A story where I sound like a Yankee out of water
Among the strange sights that I saw traveling through Tennessee
was a car dealership somewhere west of Crossville.
No normal car dealership, either -- this particular car dealership was
completely overgrown with kudzu vines, so that the only word I could
make out was "ealership."
Something about this didn't bode well with me -- for some reason
-- and I quickly realized that it was the fact that the cars were
overgrown, too, which didn't make a damn bit of sense. Why couldn't
someone drive them away? Call me a highbrow city boy, but I was sure
kudzu couldn't grow quite that fast.
I turned to the man next to me. Damned if I don't remember his
name, but he was a tall, friendly guy, black hair, black skin, a grey
beard, on his way home to Corpus Christi. "How
does the kudzu grow that fast?"
He took off his headphones. "What?"
"That is kudzu, right? How does it grow that fast,
that it overtakes the cars?"
"Oh.

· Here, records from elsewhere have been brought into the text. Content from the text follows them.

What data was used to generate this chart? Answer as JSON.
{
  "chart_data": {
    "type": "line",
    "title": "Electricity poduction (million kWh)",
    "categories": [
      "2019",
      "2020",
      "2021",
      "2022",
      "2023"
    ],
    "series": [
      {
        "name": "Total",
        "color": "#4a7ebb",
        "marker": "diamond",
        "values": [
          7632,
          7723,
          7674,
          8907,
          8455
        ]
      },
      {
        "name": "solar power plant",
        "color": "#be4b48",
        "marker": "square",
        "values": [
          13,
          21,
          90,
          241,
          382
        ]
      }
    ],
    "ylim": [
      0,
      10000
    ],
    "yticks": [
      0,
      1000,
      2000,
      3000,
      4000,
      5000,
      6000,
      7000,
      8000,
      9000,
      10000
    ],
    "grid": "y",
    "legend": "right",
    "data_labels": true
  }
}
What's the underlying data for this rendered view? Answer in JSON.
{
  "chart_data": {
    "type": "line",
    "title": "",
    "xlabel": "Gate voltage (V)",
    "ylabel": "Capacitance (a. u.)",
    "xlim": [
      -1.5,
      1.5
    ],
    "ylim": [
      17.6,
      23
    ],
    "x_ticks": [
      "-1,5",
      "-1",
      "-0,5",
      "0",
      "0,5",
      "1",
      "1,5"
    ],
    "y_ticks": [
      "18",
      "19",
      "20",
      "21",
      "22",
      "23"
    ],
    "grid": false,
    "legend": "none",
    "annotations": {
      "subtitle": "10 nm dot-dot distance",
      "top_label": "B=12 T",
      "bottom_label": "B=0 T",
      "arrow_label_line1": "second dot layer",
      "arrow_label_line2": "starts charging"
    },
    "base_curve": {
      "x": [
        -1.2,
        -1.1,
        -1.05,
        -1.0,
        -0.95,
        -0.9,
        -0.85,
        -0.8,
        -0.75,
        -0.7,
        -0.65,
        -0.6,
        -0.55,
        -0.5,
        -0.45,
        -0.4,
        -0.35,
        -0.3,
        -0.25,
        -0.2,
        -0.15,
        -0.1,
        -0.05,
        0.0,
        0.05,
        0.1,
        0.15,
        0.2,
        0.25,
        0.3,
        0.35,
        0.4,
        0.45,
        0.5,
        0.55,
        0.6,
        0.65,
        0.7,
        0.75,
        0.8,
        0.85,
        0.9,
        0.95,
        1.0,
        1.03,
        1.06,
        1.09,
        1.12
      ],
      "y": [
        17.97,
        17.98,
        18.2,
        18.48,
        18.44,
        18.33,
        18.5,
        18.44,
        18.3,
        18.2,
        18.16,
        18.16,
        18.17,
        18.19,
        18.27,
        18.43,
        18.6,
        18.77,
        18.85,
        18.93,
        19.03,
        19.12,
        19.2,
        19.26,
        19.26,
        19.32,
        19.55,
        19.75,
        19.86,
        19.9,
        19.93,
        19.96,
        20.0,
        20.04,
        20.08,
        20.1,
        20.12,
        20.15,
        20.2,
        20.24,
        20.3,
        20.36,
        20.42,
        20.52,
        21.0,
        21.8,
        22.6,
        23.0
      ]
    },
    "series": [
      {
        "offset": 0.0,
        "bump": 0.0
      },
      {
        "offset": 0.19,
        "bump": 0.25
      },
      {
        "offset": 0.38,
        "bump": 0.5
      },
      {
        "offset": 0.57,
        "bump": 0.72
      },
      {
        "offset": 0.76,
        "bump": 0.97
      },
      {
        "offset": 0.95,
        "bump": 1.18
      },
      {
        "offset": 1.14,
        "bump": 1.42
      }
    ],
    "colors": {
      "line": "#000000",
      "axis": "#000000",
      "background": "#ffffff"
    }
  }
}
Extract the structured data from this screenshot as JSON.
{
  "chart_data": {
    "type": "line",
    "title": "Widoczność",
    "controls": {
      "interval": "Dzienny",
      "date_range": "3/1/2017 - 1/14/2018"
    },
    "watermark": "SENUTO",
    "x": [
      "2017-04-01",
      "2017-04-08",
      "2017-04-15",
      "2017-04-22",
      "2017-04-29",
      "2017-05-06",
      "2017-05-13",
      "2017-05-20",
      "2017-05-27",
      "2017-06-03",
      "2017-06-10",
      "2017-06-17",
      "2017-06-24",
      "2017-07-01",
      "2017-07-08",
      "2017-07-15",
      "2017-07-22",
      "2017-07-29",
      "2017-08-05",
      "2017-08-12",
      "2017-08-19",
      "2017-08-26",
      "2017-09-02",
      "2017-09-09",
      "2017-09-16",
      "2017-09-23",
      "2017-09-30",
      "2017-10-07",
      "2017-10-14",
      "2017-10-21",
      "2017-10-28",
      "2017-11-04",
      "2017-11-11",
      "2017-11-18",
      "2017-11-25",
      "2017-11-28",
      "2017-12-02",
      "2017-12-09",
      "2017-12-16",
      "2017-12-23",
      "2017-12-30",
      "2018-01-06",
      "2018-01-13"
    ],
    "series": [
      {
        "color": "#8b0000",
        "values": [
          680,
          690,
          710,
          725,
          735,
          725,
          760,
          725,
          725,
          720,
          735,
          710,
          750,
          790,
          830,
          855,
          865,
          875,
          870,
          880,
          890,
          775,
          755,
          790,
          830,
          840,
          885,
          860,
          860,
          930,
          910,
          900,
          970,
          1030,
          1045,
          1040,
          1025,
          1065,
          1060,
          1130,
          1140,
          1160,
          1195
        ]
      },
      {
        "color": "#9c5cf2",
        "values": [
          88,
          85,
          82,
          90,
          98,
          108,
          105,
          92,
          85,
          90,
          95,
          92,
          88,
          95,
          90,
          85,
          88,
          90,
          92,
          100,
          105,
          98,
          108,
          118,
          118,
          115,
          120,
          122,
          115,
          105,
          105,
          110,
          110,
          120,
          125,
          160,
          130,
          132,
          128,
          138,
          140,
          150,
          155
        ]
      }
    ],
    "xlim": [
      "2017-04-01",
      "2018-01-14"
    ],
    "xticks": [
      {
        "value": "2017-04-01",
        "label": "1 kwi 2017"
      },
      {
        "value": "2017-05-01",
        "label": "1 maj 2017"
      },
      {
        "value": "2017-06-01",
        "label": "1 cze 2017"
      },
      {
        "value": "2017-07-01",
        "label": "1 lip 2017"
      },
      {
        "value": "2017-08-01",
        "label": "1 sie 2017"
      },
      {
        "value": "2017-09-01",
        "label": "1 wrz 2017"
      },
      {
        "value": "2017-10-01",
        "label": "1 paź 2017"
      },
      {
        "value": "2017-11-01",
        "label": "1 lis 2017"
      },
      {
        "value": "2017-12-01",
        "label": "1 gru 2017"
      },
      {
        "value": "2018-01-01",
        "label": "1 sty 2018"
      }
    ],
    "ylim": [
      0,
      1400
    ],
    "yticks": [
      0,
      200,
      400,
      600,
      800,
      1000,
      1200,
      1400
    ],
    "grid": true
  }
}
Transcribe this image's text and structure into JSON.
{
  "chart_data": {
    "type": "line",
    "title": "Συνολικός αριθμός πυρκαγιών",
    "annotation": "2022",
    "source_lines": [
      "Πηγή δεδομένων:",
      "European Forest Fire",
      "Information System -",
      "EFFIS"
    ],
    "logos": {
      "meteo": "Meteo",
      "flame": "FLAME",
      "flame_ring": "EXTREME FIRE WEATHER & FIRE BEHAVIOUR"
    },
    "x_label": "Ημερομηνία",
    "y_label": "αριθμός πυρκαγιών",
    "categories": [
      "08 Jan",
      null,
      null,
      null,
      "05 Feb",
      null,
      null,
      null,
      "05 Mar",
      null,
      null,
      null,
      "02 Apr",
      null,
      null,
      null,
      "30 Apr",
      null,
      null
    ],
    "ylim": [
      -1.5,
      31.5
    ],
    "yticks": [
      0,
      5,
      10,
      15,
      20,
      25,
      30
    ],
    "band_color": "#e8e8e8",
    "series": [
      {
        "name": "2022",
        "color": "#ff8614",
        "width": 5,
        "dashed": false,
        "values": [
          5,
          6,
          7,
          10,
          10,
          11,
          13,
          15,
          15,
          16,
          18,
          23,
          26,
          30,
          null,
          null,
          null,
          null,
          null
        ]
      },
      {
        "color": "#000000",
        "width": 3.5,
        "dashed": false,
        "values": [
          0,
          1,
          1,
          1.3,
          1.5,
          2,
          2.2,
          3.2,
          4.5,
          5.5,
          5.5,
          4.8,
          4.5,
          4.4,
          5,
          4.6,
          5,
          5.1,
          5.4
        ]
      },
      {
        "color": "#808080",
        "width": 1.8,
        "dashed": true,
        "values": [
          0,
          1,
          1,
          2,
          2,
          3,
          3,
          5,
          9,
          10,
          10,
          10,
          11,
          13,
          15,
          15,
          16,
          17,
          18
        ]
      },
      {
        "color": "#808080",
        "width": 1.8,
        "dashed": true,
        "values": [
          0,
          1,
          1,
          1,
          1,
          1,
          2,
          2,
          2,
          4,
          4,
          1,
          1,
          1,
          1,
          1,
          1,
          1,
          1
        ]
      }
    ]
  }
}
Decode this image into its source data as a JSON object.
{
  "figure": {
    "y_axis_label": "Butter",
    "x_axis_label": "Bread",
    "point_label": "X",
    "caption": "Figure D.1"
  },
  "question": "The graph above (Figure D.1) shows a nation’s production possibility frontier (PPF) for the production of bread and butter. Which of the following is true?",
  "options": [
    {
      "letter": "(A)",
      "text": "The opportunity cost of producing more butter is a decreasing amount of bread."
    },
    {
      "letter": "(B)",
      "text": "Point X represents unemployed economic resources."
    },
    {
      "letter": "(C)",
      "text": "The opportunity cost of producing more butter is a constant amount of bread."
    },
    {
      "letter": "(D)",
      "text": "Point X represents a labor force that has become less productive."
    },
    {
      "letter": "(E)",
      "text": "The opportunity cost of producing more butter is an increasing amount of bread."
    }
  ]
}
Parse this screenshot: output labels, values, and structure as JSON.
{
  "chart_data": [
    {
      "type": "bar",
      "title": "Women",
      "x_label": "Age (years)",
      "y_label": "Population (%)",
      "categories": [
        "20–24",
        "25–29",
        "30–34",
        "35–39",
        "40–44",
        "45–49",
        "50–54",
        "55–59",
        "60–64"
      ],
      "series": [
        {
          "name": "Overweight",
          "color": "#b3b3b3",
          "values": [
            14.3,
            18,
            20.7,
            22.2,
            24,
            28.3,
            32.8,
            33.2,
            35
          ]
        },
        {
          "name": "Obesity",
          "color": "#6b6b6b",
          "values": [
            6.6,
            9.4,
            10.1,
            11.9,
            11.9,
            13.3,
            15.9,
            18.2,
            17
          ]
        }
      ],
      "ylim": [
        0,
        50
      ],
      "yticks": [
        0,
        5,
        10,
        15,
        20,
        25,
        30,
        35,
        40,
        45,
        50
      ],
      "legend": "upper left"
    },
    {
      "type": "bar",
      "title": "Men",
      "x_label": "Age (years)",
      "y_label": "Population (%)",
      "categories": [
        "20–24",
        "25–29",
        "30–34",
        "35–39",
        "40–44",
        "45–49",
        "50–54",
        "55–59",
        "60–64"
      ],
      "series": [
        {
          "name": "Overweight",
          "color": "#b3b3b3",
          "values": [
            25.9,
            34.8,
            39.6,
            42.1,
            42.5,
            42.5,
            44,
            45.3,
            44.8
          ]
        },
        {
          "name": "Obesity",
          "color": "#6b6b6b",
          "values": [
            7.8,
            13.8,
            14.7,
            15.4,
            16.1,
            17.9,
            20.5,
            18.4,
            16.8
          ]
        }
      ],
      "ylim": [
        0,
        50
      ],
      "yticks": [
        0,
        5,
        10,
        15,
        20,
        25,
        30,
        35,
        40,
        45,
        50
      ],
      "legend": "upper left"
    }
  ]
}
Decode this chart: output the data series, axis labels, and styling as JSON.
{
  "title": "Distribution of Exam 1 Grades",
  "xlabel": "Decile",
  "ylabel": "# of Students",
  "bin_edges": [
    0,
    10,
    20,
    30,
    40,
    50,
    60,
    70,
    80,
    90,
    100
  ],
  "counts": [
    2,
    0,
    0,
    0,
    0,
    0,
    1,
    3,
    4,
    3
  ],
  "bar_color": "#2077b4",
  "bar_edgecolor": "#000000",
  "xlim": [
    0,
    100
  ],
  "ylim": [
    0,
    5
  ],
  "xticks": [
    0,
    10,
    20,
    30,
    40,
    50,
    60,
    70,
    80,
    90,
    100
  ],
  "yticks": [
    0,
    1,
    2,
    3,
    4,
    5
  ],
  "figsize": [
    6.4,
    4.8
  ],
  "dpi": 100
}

The cars don't matter. The owner probably went away for a
couple months, or went bankrupt, and when he came back for his assets, the
whole place was destroyed." The man I was talking to had picked cotton a few miles from my house, when he was younger, and
we were going to the same half of Texas. We therefore shared
a deep bond.
"Yeah. That's kudzu for you."
We kept rolling on Route Seventy, past the houses
on blocks, the men with Confederate flags on their shirts, the endless
stretches of bumpy road. He was sitting comfortably across the aisle, lost
in his music and not even looking at the scenery. We'd been on the bus
together since D.C., fifteen hours or more, and I hadn't stopped looking
out the window at the jagged landscape.